No entanto, também identificamos os riscos que o Brasil e outros países enfrentam – sejam eles ricos ou pobres em terras – e argumentamos que, a menos que comecemos a tratar a terra como um bem estratégico, a valorizá-la adequadamente e a cooperar sobre as melhores formas de utilizá-la, o conflito pela terra definirá todos os nossos futuros.

Por enquanto, o Brasil está perto do topo do Índice de Riqueza Fundiária, mas existe o risco de que a sua riqueza fundiária seja corroída pelas mudanças nas condições ambientais, como os enormes incêndios florestais na Amazônia em 2019 e 2022, ou desperdiçada na busca por ganhos econômicos imediatos.

Na verdade, na nossa análise dos diferentes indicadores de riqueza fundiária, o Brasil tem uma pontuação baixa nas “tendências” futuras, como resultado de perdas recentes no habitat das espécies e na cobertura arbórea, do aumento da busca por terras e pela diminuição da produtividade da terra.

Espera-se também que o Brasil, a China, a UE, a Rússia, os EUA e a Argentina aumentem consideravelmente os rebanhos pecuários domésticos nos próximos 20 anos. Isto irá agravar a exploração excessiva de terras agrícolas e a perda de cobertura arbórea e de habitats, bem como aumentar as emissões de metano, o que acelera as alterações climáticas.

As exigências concorrentes por mais terras agrícolas para a produção de alimentos, terras para o cultivo de biocombustíveis e a conservação das terras para a biodiversidade e a mitigação das alterações climáticas significarão que o Brasil terá de tomar decisões cuidadosas sobre como utilizar a sua riqueza fundiária no futuro.

Essas decisões são importantes não apenas para os brasileiros, mas para o mundo. As maiores reservas “irrecuperáveis” de carbono do mundo encontram-se nas florestas tropicais e nas turfeiras da Amazônia. Mantê-los armazenados nas árvores e no solo é fundamental para evitar mudanças climáticas descontroladas. As florestas primárias tropicais como as do Brasil também sustentam pelo menos dois terços da biodiversidade mundial. A sua proteção representa, portanto, um “duplo dividendo”.

Países ricos em terras, como o Brasil, ocupam uma posição importante nas relações internacionais como guardiões de reservas ecológicas de importância global. No entanto, isto depende da sua capacidade de restaurar terras degradadas e de criar resiliência aos choques ambientais. Devem ser apoiados para o fazer, nomeadamente através de sistemas globais que financiem a gestão da terra.
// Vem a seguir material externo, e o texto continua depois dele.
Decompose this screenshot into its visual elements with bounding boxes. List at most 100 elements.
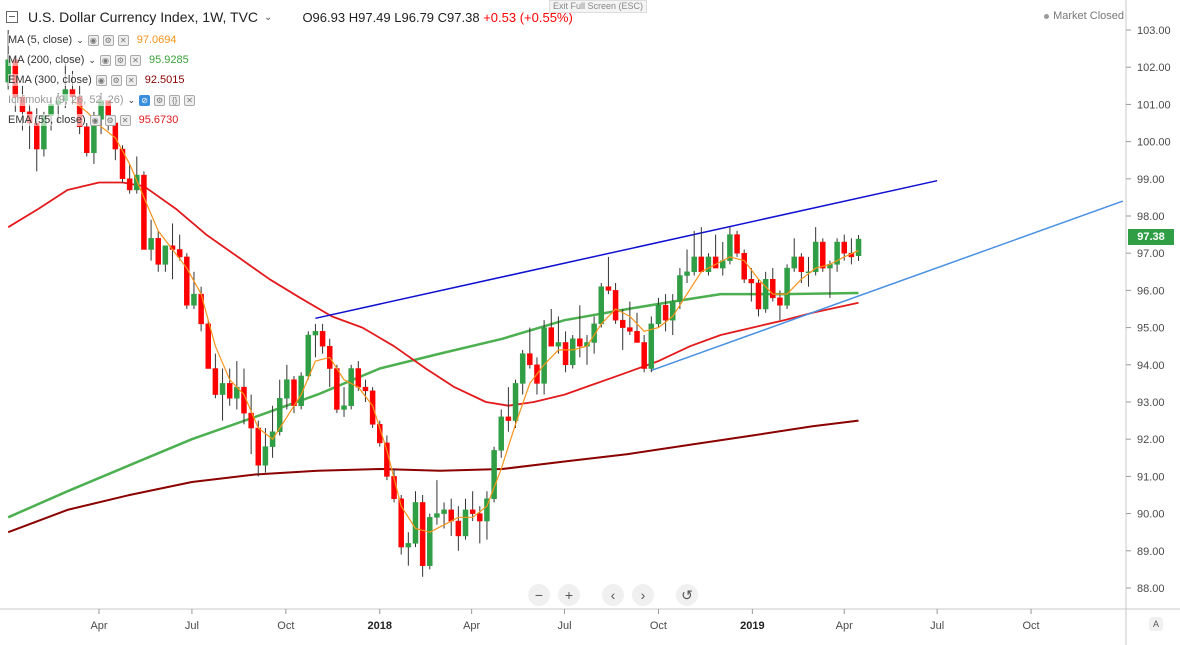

Outras reformas políticas que todos os países deveriam realizar para reduzir a pressão sobre a terra incluem o incentivo a mudanças no sentido de dietas mais baseadas em vegetais, a redução do desperdício alimentar e a dependência menor – agora e no futuro – da energia proveniente dos biocombustíveis e do sequestro de carbono através deles.

Os governos devem agir em conjunto sobre o clima, a natureza e a alimentação e ter em conta as compensações. Devem trabalhar em conjunto para melhorar a comunicação e a responsabilização em torno do uso da terra e antecipar e comunicar melhor os riscos futuros. Governar, reduzir e dar prioridade aos usos coletivos da terra não será fácil, até porque não existe um órgão de decisão política global que supervisione esta questão.

Além disso, fazer isto corretamente exige que concedamos interesses políticos nacionais a curto prazo, em prol da sobrevivência a longo prazo – como é o caso das alterações climáticas. Escolhas difíceis e compromissos pragmáticos terão de ser feitos. Mas agir mais cedo ou mais tarde é do interesse de todos os nossos interesses.

Este texto não representa, necessariamente, a opinião de CartaCapital.